Just like it’s bigger board game brother, Arkham Horror: The Card Game (AH:TCG) has players taking on the role of investigators, digging into mysterious cases with supernatural twists. One of the key differences between the two games is how they handle their investigators. AH:BG and its spin offs give you a single sheet with some stats, special abilities and a blurb on your character’s bio.
AH:TCG replaces these small sheets with an entire deck of cards. Each card in your deck represents something about your character. It could be an object they own, a person they know, or an experience they’ve had. This gives you more information on your character, and opens up more customization.
Investigator cards in AH:TCG are lumped into 5 classes: guardian, seeker, mystic, rogue, and survivor. Each character can only use cards from classes indicated on the back of their card. I’ve been playing The Fed, Roland , he has access to guardian and seeker classes. If I want him to be more combat oriented, I will give him more guardian cards. But if I want a better investigator I’ll put in more seeker cards. He is always oriented towards combat and investigation, but where he excels depends on how the deck is built.
Interesting characters have flaws, here they take the form of weakness cards. Every character has one that is unique to them. Maybe a bad habit, a debt, or even a curse. These cards say a lot about your character, and it’s not just fluff. Weaknesses have impact on gameplay. When drawn they immediately come into play, making life difficult for you and your allies. In addition to the unique weakness, each deck will also get a random generic weakness. This adds some texture to your version of that character.
After a campaign starts the only way to edit your deck is between scenarios. A starter deck consists only of level 0 cards. Upgrades can be levels 1 through 5, and are purchasable with experience points earned at the end of a scenario. Decks have a hard limit of 30 cards total. Each time you add something new to your character, something is lost as well. Events in the game can also add new cards to your deck. If a character you meet decides to join your cause, they become a card in your deck. Bonus cards do not count towards the 30 card total.
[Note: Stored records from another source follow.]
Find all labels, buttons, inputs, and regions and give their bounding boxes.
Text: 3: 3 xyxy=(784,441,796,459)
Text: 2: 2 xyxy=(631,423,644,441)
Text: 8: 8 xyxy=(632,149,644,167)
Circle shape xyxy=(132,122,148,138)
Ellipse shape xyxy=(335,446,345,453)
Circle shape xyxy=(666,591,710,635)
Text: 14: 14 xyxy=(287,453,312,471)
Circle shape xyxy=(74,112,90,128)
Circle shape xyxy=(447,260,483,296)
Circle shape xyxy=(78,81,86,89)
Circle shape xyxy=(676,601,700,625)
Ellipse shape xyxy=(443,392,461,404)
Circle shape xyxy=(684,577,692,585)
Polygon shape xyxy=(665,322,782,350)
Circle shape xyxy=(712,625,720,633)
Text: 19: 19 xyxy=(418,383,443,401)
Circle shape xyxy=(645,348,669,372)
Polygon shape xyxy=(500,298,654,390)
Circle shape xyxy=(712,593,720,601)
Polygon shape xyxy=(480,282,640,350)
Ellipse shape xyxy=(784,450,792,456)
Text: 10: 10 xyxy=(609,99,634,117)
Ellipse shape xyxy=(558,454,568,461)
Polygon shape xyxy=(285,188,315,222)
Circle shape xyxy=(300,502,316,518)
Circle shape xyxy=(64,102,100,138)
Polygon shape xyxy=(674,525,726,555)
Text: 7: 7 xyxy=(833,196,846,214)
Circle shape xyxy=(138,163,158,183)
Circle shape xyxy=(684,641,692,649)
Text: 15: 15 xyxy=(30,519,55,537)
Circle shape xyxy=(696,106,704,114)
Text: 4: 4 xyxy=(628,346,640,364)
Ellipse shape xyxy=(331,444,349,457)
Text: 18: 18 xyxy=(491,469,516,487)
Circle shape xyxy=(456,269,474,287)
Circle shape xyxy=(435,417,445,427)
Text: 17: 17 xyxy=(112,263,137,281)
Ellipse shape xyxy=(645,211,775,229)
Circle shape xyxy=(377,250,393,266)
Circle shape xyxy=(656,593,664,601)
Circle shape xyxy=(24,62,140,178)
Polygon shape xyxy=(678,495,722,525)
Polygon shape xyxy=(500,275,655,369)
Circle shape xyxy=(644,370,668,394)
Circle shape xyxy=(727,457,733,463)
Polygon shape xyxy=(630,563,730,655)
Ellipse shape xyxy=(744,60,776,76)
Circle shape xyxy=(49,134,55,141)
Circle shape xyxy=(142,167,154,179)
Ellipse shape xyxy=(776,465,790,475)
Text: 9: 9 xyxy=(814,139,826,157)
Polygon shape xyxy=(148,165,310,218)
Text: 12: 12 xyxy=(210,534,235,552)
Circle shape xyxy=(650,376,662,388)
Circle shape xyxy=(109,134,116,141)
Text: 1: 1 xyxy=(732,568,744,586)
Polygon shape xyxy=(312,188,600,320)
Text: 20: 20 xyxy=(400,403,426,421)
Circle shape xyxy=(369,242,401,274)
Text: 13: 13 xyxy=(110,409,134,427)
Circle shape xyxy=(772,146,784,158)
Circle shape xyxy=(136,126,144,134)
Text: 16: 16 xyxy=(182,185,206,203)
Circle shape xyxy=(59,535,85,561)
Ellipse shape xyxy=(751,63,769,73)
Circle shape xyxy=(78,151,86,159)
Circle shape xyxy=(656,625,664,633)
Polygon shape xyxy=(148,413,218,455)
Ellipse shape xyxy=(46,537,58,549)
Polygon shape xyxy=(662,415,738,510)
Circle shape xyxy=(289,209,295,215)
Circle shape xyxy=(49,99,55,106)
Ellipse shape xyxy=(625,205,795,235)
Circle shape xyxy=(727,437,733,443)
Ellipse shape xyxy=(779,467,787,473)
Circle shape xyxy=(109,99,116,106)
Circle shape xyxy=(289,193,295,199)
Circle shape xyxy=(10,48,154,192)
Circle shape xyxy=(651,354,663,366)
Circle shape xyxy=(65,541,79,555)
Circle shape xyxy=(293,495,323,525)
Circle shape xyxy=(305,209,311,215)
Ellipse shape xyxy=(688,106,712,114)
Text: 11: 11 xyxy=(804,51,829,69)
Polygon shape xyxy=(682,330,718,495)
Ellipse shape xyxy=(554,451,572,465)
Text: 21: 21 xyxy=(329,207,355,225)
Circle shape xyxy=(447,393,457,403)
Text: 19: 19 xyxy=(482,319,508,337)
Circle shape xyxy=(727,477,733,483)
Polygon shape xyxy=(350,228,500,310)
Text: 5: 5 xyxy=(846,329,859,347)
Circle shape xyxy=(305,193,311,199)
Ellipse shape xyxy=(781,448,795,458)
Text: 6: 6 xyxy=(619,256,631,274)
What I love about this system is how it turns the act of changing your deck into something meaningful in the narrative. During a scenario, we had trouble dealing with monsters, so afterwards I purchased an additional gun card for my deck. This makes sense from a gameplay perspective, I want to make my deck more efficient in combat. But it also makes sense from a narrative perspective. After dealing with lots of monsters, my investigator decided to seek out additional firepower.
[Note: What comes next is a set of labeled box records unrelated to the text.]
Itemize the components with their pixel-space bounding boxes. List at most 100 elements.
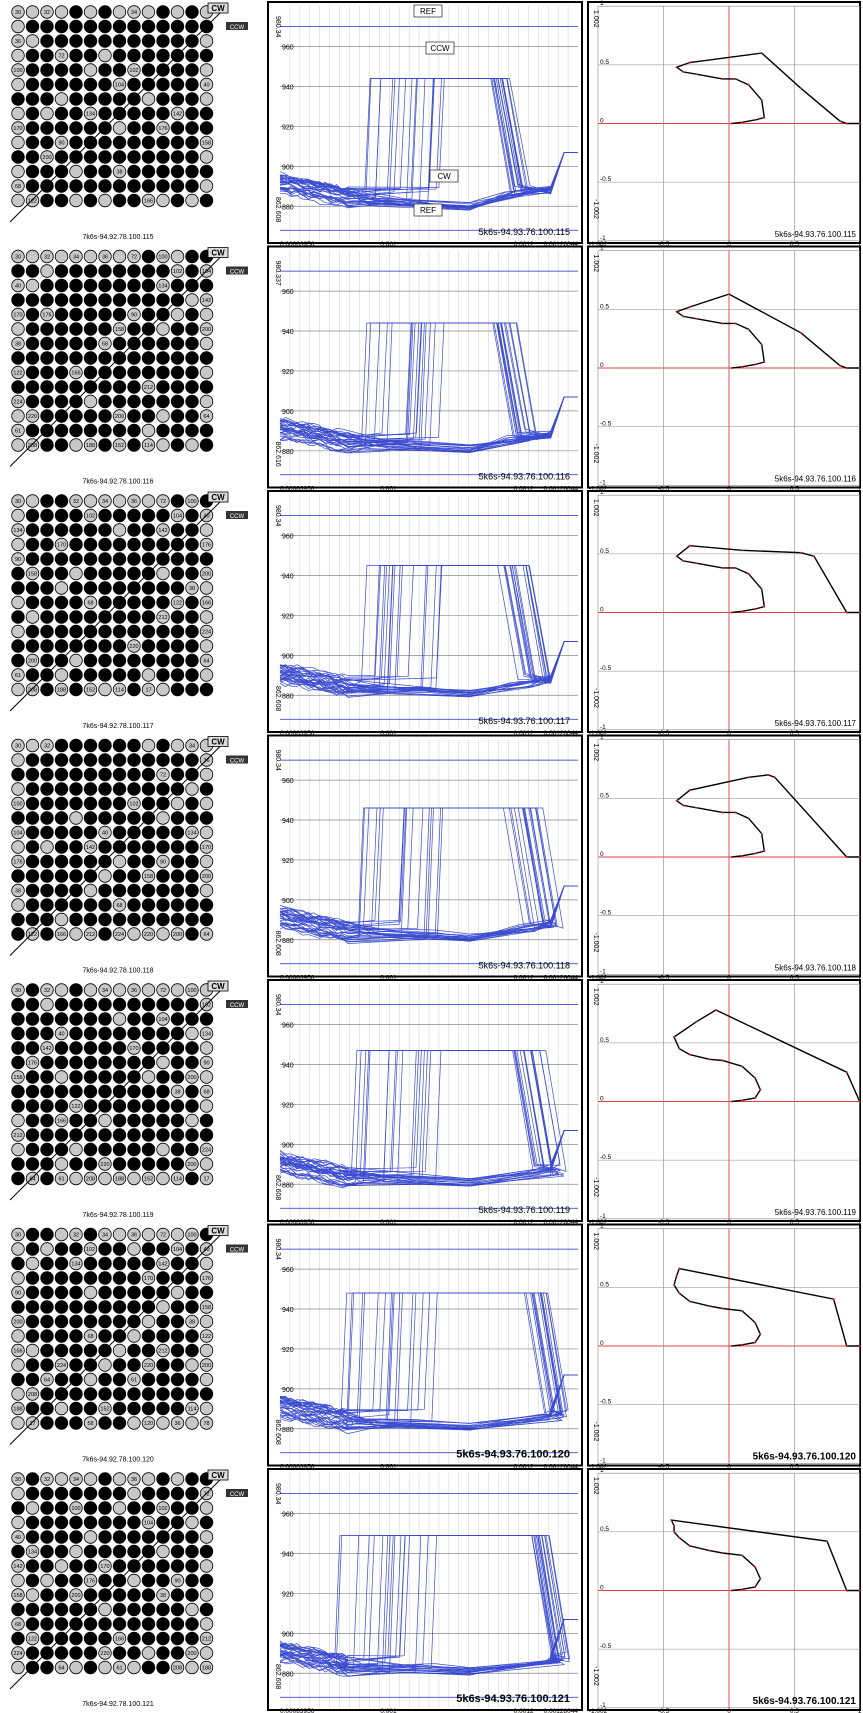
wafer-die <box>40 595 54 610</box>
wafer-die <box>127 293 141 307</box>
wafer-die <box>98 48 112 63</box>
die-number: 104 <box>158 1017 167 1023</box>
wafer-die <box>54 869 69 883</box>
wafer-die <box>156 92 170 106</box>
wafer-die <box>156 1559 170 1573</box>
wafer-die <box>25 48 40 63</box>
wafer-die <box>98 639 112 653</box>
wafer-die <box>54 811 69 825</box>
wafer-die <box>54 1501 69 1515</box>
wafer-die <box>25 1544 40 1559</box>
trajectory-point <box>754 1321 757 1324</box>
y-max-label: 1.002 <box>592 744 599 762</box>
die-number: 200 <box>187 1651 196 1657</box>
trajectory-point <box>695 317 698 320</box>
x-min-label: 0.00083956 <box>280 1708 315 1713</box>
wafer-die <box>54 1242 69 1256</box>
wafer-die <box>185 150 199 164</box>
cw-tag: CW <box>211 982 225 991</box>
wafer-die <box>98 811 112 825</box>
wafer-die <box>11 1486 25 1501</box>
trajectory-point <box>730 367 733 369</box>
die-number: 208 <box>28 688 37 694</box>
die-number: 68 <box>116 903 122 909</box>
wafer-die <box>83 682 98 697</box>
trajectory-point <box>754 1566 757 1569</box>
y-max-label: 1.002 <box>592 1233 599 1251</box>
wafer-die <box>141 1314 156 1329</box>
wafer-die <box>112 77 127 92</box>
y-tick-label: 900 <box>282 1387 294 1394</box>
wafer-die <box>98 150 112 164</box>
wafer-die <box>40 1515 54 1530</box>
wafer-die <box>69 1113 83 1128</box>
wafer-die <box>69 48 83 63</box>
ccw-tag-box <box>226 511 248 519</box>
wafer-die <box>98 77 112 92</box>
x-max-label: 0.00128044 <box>544 486 579 493</box>
wafer-die <box>127 193 141 208</box>
wafer-die <box>170 753 185 767</box>
die-number: 100 <box>13 68 22 74</box>
x-tick-label: -1.002 <box>589 730 608 737</box>
wafer-die <box>127 927 141 941</box>
wafer-die <box>141 883 156 898</box>
die-number: 142 <box>13 1564 22 1570</box>
wafer-die <box>127 1660 141 1675</box>
wafer-die <box>25 1171 40 1186</box>
wafer-die <box>40 552 54 566</box>
wafer-die <box>170 1070 185 1084</box>
wafer-die <box>141 307 156 322</box>
wafer-die <box>25 19 40 34</box>
die-number: 170 <box>57 543 66 549</box>
x-tick-label: 0 <box>727 1464 731 1471</box>
trajectory-point <box>688 1544 691 1547</box>
die-number: 104 <box>202 269 211 275</box>
wafer-die <box>98 653 112 668</box>
wafer-die <box>112 1588 127 1602</box>
wafer-die <box>141 1012 156 1026</box>
die-number: 166 <box>115 1637 124 1643</box>
wafer-die <box>185 624 199 639</box>
die-number: 166 <box>13 1349 22 1355</box>
wafer-die <box>54 135 69 150</box>
x-tick-label: 0.5 <box>790 975 799 982</box>
ccw-tag: CCW <box>230 1003 245 1009</box>
wafer-die <box>69 63 83 77</box>
wafer-die <box>127 1387 141 1401</box>
wafer-die <box>185 782 199 796</box>
wafer-die <box>141 653 156 668</box>
wafer-die <box>127 537 141 552</box>
wafer-die <box>127 1602 141 1617</box>
wafer-die <box>83 997 98 1012</box>
x-tick-label: 0.001 <box>380 486 397 493</box>
wafer-die <box>156 653 170 668</box>
die-number: 170 <box>129 1046 138 1052</box>
wafer-die <box>170 1501 185 1515</box>
die-number: 104 <box>115 83 124 89</box>
panel-id: 5k6s-94.93.76.100.116 <box>775 475 857 484</box>
x-tick-label: -0.5 <box>658 730 670 737</box>
die-number: 166 <box>71 371 80 377</box>
panel-id: 5k6s-94.93.76.100.118 <box>775 964 857 973</box>
trace-line <box>280 152 578 209</box>
trace-line <box>279 641 578 697</box>
trajectory-point <box>675 310 678 313</box>
wafer-die <box>11 1501 25 1515</box>
wafer-die <box>170 77 185 92</box>
wafer-die <box>199 1012 214 1026</box>
wafer-die <box>141 1515 156 1530</box>
die-number: 90 <box>203 1061 209 1067</box>
trace-line <box>279 885 578 941</box>
die-number: 158 <box>115 327 124 333</box>
wafer-die <box>83 1544 98 1559</box>
wafer-die <box>54 1387 69 1401</box>
wafer-die <box>40 682 54 697</box>
wafer-die <box>141 1084 156 1099</box>
wafer-die <box>25 1026 40 1041</box>
wafer-die <box>54 854 69 869</box>
wafer-die <box>98 523 112 537</box>
annotation-label: CW <box>437 172 451 181</box>
wafer-die <box>185 1602 199 1617</box>
wafer-die <box>25 1300 40 1314</box>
AH:TCG’s characters feel more concrete than they did in the board game. Details of their past and personality become tangible in the form of cards, discovering them one a time as you draw through the deck. Weaknesses especially as they spring upon you when you least expect it. Characters feel more alive, changing and growing as you edit and upgrade the deck. These factors come together to make investigators closer to RPG characters, as opposed to the chess pieces they feel like in other Arkham games.